ペン森通信
お金に苦労しない時期もあったなあ
 孫娘が特待生に選ばれ、大学から授業料免除分の30万円をもらった。ぼくは小中学時代在校生総代、卒業生総代にはなったことがあるが、お金とは縁がなかった。預金が3万円のぼくから見れば、孫娘は10倍の金持ちである。30万円もたえるという報告をうけたのはおとといの日曜日、父の日である。父の日は母の日のつけたしだ。「母の日」があるのに「父の日」がないのはかわいそう、とアメリカ人の女性が言ってできたらしい。
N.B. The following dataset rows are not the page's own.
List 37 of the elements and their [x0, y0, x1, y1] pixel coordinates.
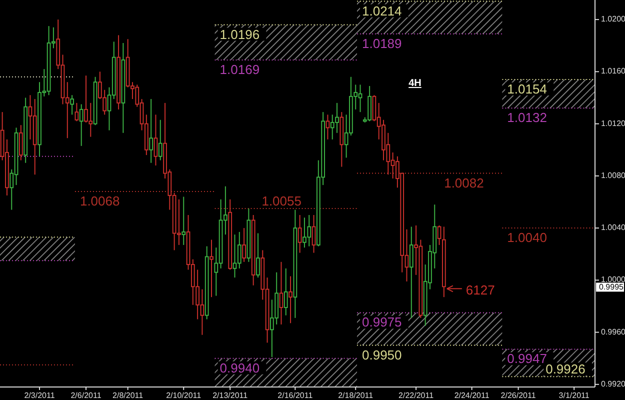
x-tick-label: 2/3/2011 — [24, 391, 56, 400]
y-tick-label: 0.9960 — [601, 327, 625, 336]
ref-line-label: 0.9975 — [362, 314, 402, 330]
ref-line-label: 1.0040 — [507, 230, 547, 246]
ref-line-label: 1.0132 — [507, 110, 547, 126]
x-tick-label: 2/10/2011 — [166, 391, 202, 400]
x-tick-label: 2/18/2011 — [338, 391, 374, 400]
y-tick-label: 1.0200 — [601, 14, 625, 24]
y-tick-label: 1.0040 — [601, 223, 625, 232]
x-tick-label: 2/26/2011 — [500, 391, 536, 400]
ref-line-label: 0.9940 — [220, 360, 260, 376]
ref-line-label: 0.9947 — [507, 351, 547, 366]
ref-line-label: 1.0169 — [220, 62, 260, 77]
ref-line-label: 0.9950 — [362, 347, 402, 362]
ref-line-label: 1.0214 — [362, 3, 402, 18]
y-tick-label: 1.0120 — [601, 118, 625, 128]
x-tick-label: 3/1/2011 — [558, 391, 590, 400]
y-tick-label: 1.0080 — [601, 170, 625, 180]
text: 4H — [408, 78, 422, 89]
y-tick-label: 1.0160 — [601, 66, 625, 76]
x-tick-label: 2/22/2011 — [398, 391, 434, 400]
ref-line-label: 1.0068 — [80, 194, 120, 209]
x-tick-label: 2/6/2011 — [70, 391, 102, 400]
x-tick-label: 2/13/2011 — [212, 391, 248, 400]
ref-line-label: 0.9926 — [546, 362, 586, 377]
ref-line-label: 1.0154 — [507, 81, 547, 96]
x-tick-label: 2/24/2011 — [454, 391, 490, 400]
y-tick-label: 0.9920 — [601, 379, 625, 388]
ref-line-label: 1.0189 — [362, 36, 402, 51]
x-tick-label: 2/8/2011 — [112, 391, 144, 400]
ref-line-label: 1.0055 — [262, 193, 302, 208]
x-tick-label: 2/16/2011 — [278, 391, 314, 400]
annotation: 0.9995 — [599, 282, 624, 292]
y-tick-label: 1.0000 — [601, 275, 625, 284]
annotation: 6127 — [466, 282, 495, 298]
ref-line-label: 1.0082 — [444, 175, 484, 190]
ref-line-label: 1.0196 — [220, 26, 260, 42]
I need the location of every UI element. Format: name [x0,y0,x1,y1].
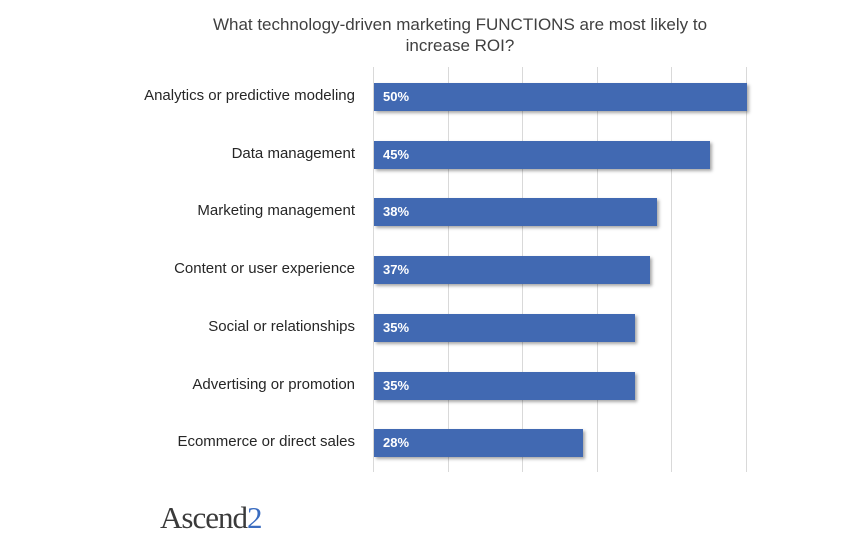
bar: 50% [374,83,747,111]
gridline [373,67,374,472]
category-label: Advertising or promotion [192,375,355,393]
bar-value-label: 35% [383,319,410,335]
bar-value-label: 45% [383,146,410,162]
gridline [671,67,673,472]
bar-value-label: 35% [383,377,410,393]
logo-text: Ascend [160,500,248,535]
category-label: Data management [231,144,355,162]
category-label: Analytics or predictive modeling [144,87,355,104]
bar: 38% [374,198,658,227]
bar-value-label: 38% [383,204,410,220]
bar-value-label: 37% [383,262,410,278]
bar-value-label: 28% [383,435,410,451]
gridline [746,67,747,472]
bar: 35% [374,371,636,400]
bar-value-label: 50% [383,89,410,104]
category-label: Marketing management [197,202,355,220]
chart-title: What technology-driven marketing FUNCTIO… [212,15,708,55]
category-label: Ecommerce or direct sales [177,433,355,451]
bar: 28% [374,429,583,458]
plot-area: 50% 45% 38% 37% 35% 35% 28% [373,67,747,472]
category-label: Social or relationships [208,317,355,335]
category-label: Content or user experience [174,260,355,278]
bar: 45% [374,140,710,169]
ascend2-logo: Ascend2 [160,500,262,536]
logo-suffix: 2 [246,500,262,535]
bar: 35% [374,313,636,342]
bar: 37% [374,256,651,285]
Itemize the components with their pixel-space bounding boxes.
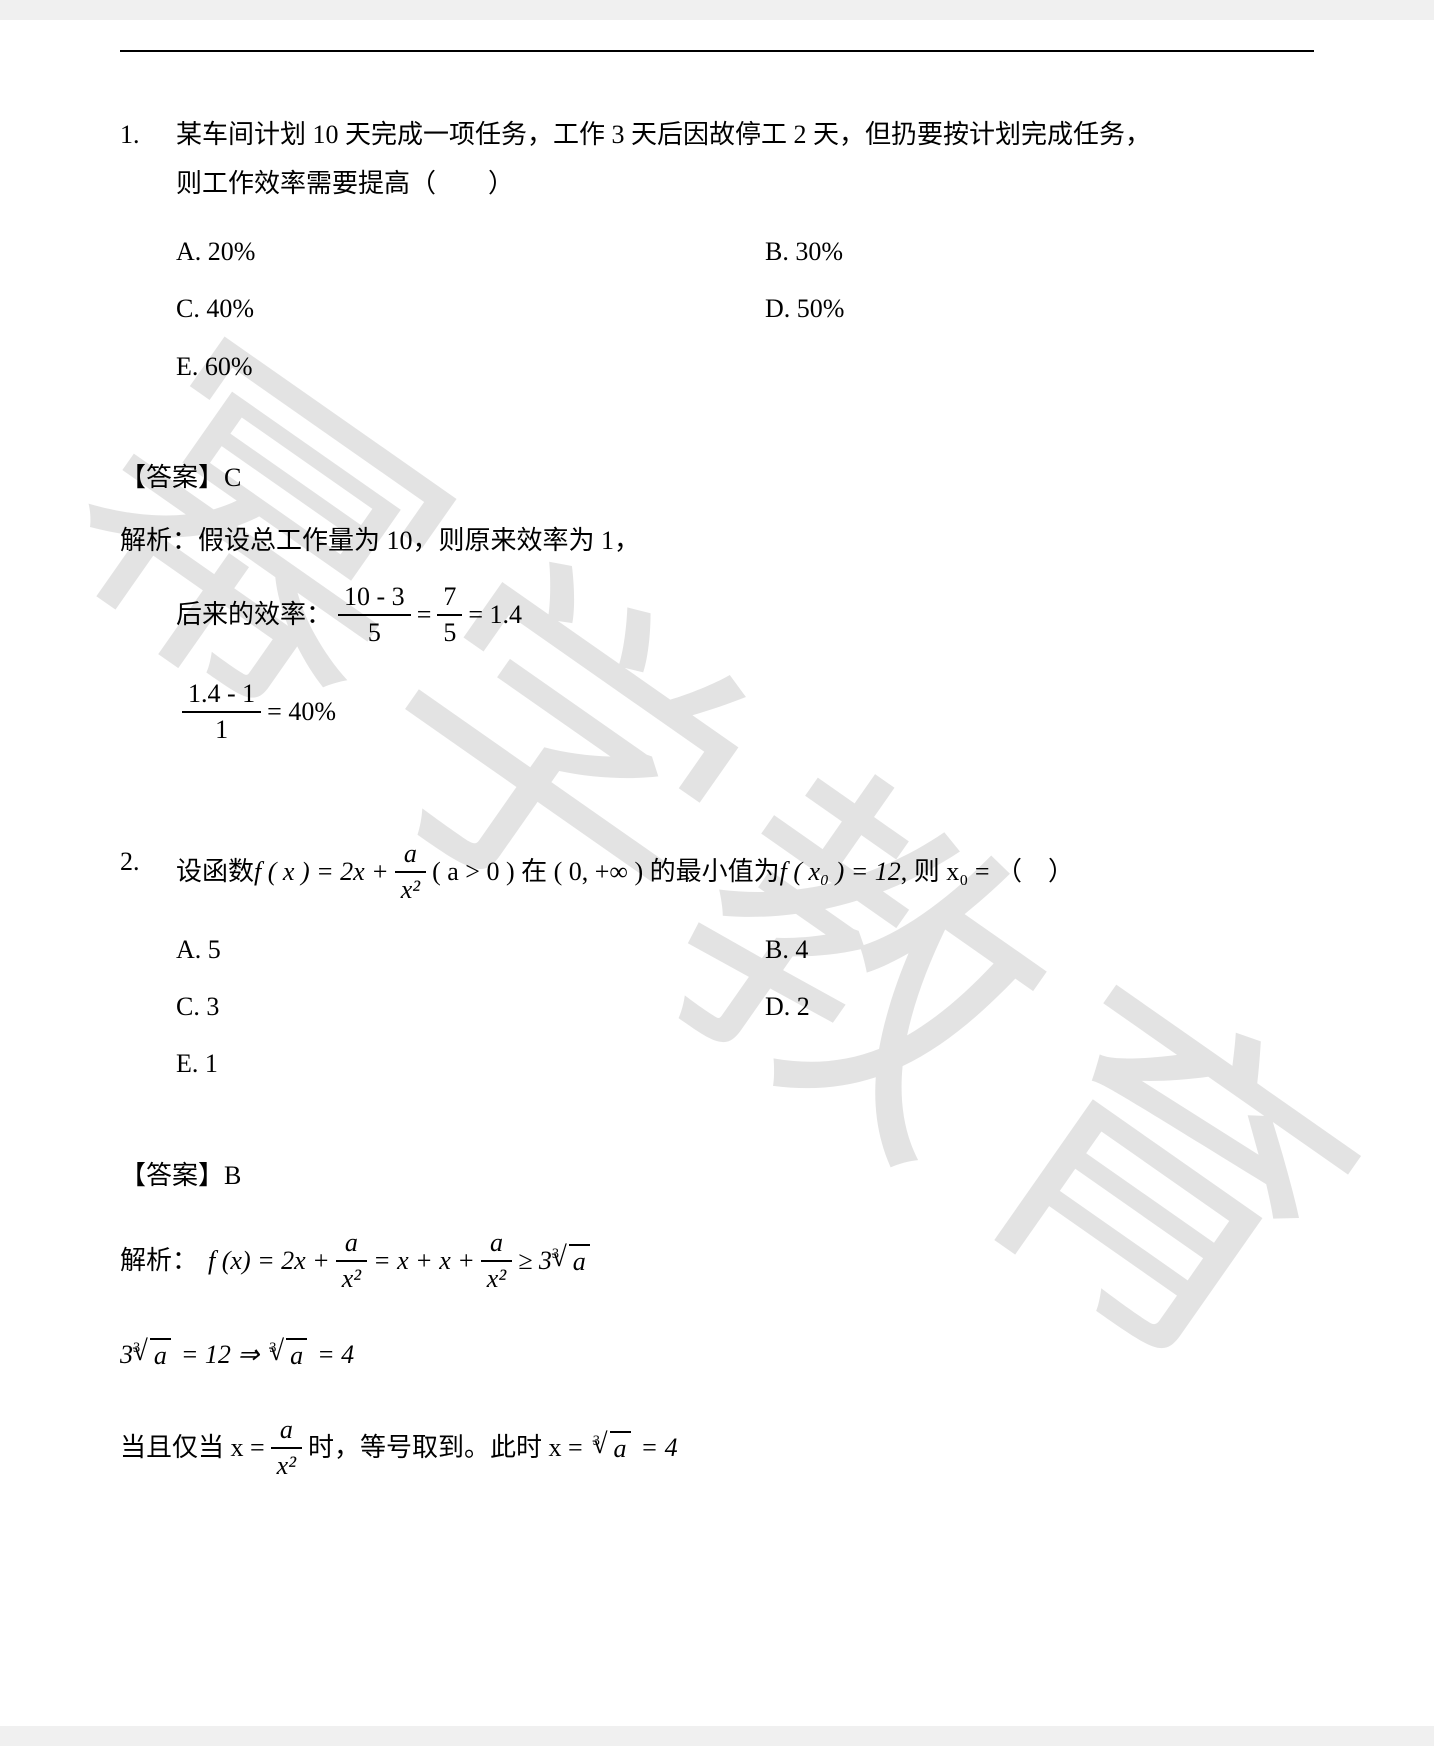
radicand: a	[610, 1431, 631, 1464]
numerator: a	[271, 1413, 302, 1449]
numerator: 10 - 3	[338, 580, 411, 616]
text: 时，等号取到。此时 x =	[308, 1423, 583, 1472]
option-d: D. 2	[765, 978, 1314, 1035]
numerator: a	[481, 1226, 512, 1262]
denominator: 5	[437, 616, 462, 650]
top-rule	[120, 50, 1314, 52]
root-degree: 3	[552, 1241, 559, 1268]
option-a: A. 5	[176, 921, 725, 978]
question-number: 2.	[120, 837, 176, 1093]
options-grid: A. 20% B. 30% C. 40% D. 50% E. 60%	[176, 223, 1314, 395]
question-body: 某车间计划 10 天完成一项任务，工作 3 天后因故停工 2 天，但扔要按计划完…	[176, 110, 1314, 395]
equals-value: = 1.4	[468, 590, 522, 639]
denominator: x²	[271, 1449, 302, 1483]
numerator: a	[395, 837, 426, 873]
math-text: f ( x₀ ) = 12	[780, 847, 901, 896]
analysis-line: 解析：假设总工作量为 10，则原来效率为 1，	[120, 516, 1314, 565]
fraction: 1.4 - 1 1	[182, 677, 261, 747]
root-degree: 3	[269, 1335, 276, 1362]
math-text: = 4	[317, 1330, 354, 1379]
text: ( a > 0 ) 在 ( 0, +∞ ) 的最小值为	[432, 847, 780, 896]
question-stem-line: 设函数 f ( x ) = 2x + a x² ( a > 0 ) 在 ( 0,…	[176, 837, 1314, 907]
denominator: x²	[336, 1262, 367, 1296]
text: 后来的效率：	[176, 590, 332, 639]
document-page: 幂学教育 1. 某车间计划 10 天完成一项任务，工作 3 天后因故停工 2 天…	[0, 20, 1434, 1726]
math-text: = 4	[641, 1423, 678, 1472]
radicand: a	[569, 1244, 590, 1277]
math-line: 后来的效率： 10 - 3 5 = 7 5 = 1.4	[176, 580, 1314, 650]
cube-root: 3 √ a	[133, 1338, 171, 1371]
math-line: 1.4 - 1 1 = 40%	[176, 677, 1314, 747]
answer-block-2: 【答案】B 解析： f (x) = 2x + a x² = x + x + a …	[120, 1151, 1314, 1483]
root-degree: 3	[133, 1335, 140, 1362]
denominator: 1	[182, 713, 261, 747]
question-number: 1.	[120, 110, 176, 395]
question-1: 1. 某车间计划 10 天完成一项任务，工作 3 天后因故停工 2 天，但扔要按…	[120, 110, 1314, 395]
math-text: 3	[120, 1330, 133, 1379]
option-c: C. 3	[176, 978, 725, 1035]
question-stem-line: 某车间计划 10 天完成一项任务，工作 3 天后因故停工 2 天，但扔要按计划完…	[176, 110, 1314, 159]
root-degree: 3	[593, 1428, 600, 1455]
cube-root: 3 √ a	[593, 1431, 631, 1464]
option-e: E. 1	[176, 1035, 1314, 1092]
math-text: ≥ 3	[518, 1236, 552, 1285]
radicand: a	[286, 1338, 307, 1371]
fraction: 10 - 3 5	[338, 580, 411, 650]
answer-block-1: 【答案】C 解析：假设总工作量为 10，则原来效率为 1， 后来的效率： 10 …	[120, 453, 1314, 747]
equals: =	[417, 590, 432, 639]
math-text: = x + x +	[373, 1236, 475, 1285]
question-stem-line: 则工作效率需要提高（ ）	[176, 159, 1314, 208]
fraction: a x²	[336, 1226, 367, 1296]
math-text: f (x) = 2x +	[208, 1236, 330, 1285]
answer-label: 【答案】B	[120, 1151, 1314, 1200]
fraction: a x²	[395, 837, 426, 907]
cube-root: 3 √ a	[269, 1338, 307, 1371]
fraction: 7 5	[437, 580, 462, 650]
numerator: a	[336, 1226, 367, 1262]
cube-root: 3 √ a	[552, 1244, 590, 1277]
equals-value: = 40%	[267, 687, 336, 736]
analysis-prefix: 解析：	[120, 1236, 198, 1285]
option-e: E. 60%	[176, 338, 1314, 395]
numerator: 1.4 - 1	[182, 677, 261, 713]
option-c: C. 40%	[176, 280, 725, 337]
option-a: A. 20%	[176, 223, 725, 280]
text: 当且仅当 x =	[120, 1423, 265, 1472]
numerator: 7	[437, 580, 462, 616]
text: , 则 x₀ = （ ）	[901, 847, 1074, 896]
denominator: 5	[338, 616, 411, 650]
math-line: 3 3 √ a = 12 ⇒ 3 √ a = 4	[120, 1330, 1314, 1379]
option-b: B. 4	[765, 921, 1314, 978]
math-line: 当且仅当 x = a x² 时，等号取到。此时 x = 3 √ a = 4	[120, 1413, 1314, 1483]
math-line: 解析： f (x) = 2x + a x² = x + x + a x² ≥ 3…	[120, 1226, 1314, 1296]
fraction: a x²	[271, 1413, 302, 1483]
fraction: a x²	[481, 1226, 512, 1296]
radicand: a	[150, 1338, 171, 1371]
option-d: D. 50%	[765, 280, 1314, 337]
denominator: x²	[395, 873, 426, 907]
question-body: 设函数 f ( x ) = 2x + a x² ( a > 0 ) 在 ( 0,…	[176, 837, 1314, 1093]
question-2: 2. 设函数 f ( x ) = 2x + a x² ( a > 0 ) 在 (…	[120, 837, 1314, 1093]
option-b: B. 30%	[765, 223, 1314, 280]
math-text: f ( x ) = 2x +	[254, 847, 389, 896]
options-grid: A. 5 B. 4 C. 3 D. 2 E. 1	[176, 921, 1314, 1093]
text: 设函数	[176, 847, 254, 896]
denominator: x²	[481, 1262, 512, 1296]
answer-label: 【答案】C	[120, 453, 1314, 502]
math-text: = 12 ⇒	[181, 1330, 259, 1379]
page-content: 1. 某车间计划 10 天完成一项任务，工作 3 天后因故停工 2 天，但扔要按…	[120, 110, 1314, 1483]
 父の日があって祖父の日や祖母の日がないのはおかしい、じいさまやばあさまがかわいそうじゃないの、という声がどうして出てこないのだろうか。老人に人権はないのか。ぼくはじじい日を設けて、その日はじいさまやばあさまが盛大な贈りものをもらってもいいと思う。贈りものではなくてもご馳走でもいい。ご馳走ならいまだったらうなぎだね。三島のさくら家で冷や酒を傾けつつ、かば焼き3枚をご飯の上に敷き詰めたうな重がいいな。

 孫娘はぼくの旅友だがこの際、10万円をじいさまに精力をつけてもらうため、三島のさくら家に連れて行ってくれないだろうか。大学4年生とはいえ背丈がなく、小柄だから体重65キロのぼくの介護役はちょっと大変かもしれないが、なにこっちには杖がある。しかし、杖に頼ってはいても、転ぶときは転ぶ。孫がぼくを支えられるかどうか、それはかなり難しい。場合によっては孫も巻き添えを食って、転倒する可能性がある。

 ぼくが転倒してひざやひじなどに擦りキズを負うと、いっこうに治らない。皮膚の代謝ができなくなっているらしい。背丈だって2センチくらい縮んだと思う。もともと小規模だったペニスも1センチは短縮した。手のひらの指紋も擦り切れた。女の子がぼくの手を握りたがるのはすべすべと気持ちがいいからだ。若いときはじっとりとしめりっけを帯びていたものだが、手のひらまで乾いた。すべすべつるつるは哀しいかな老化現象である。

 もっとも最終面接前にぼくの手を握ると内定がもらえるという都市伝説が5期生から続いていて、女の子だけでなく男の子も握りたがる。その際、ぼくがご馳走するとより効果的という噂もあったが、ありがたいことにそのためだけに利用していた中華屋がシェフ交代でまずくなったのをしおに奢りはやめにした。水餃子がきわめて美味だったのに、すっかり味が変わってぼくは行かなくなった。女の子から手を握られることだけが残っている。

 孫娘は中学受験でエスカレーターの成城学園に進学した。千葉の幕張から1時間半かけて通学し、中高は無遅刻無欠席の皆勤賞だった。大学に進むとき、他大学を受けるよう教師からしつこく勧められているときいて、ぼくは慶応か東大を受ければいのにと思っていたが本人は頑として聞き入れなかった。ぼくも早稲田や朝日新聞を執拗に勧められたので両方とも無縁となった。孫娘とぼくとは似たようなところがあるのかもしれない。

 振り返れば30万円どころか300万円の車を買ってびくともしなかった時代もあったのだ。そのときどきの立場や境遇によって、お金の価値は気持ちの上下動がはげしい。ペン森以前は不自由しない上だったが、ペン森をもってからはずっと下のままで定着している。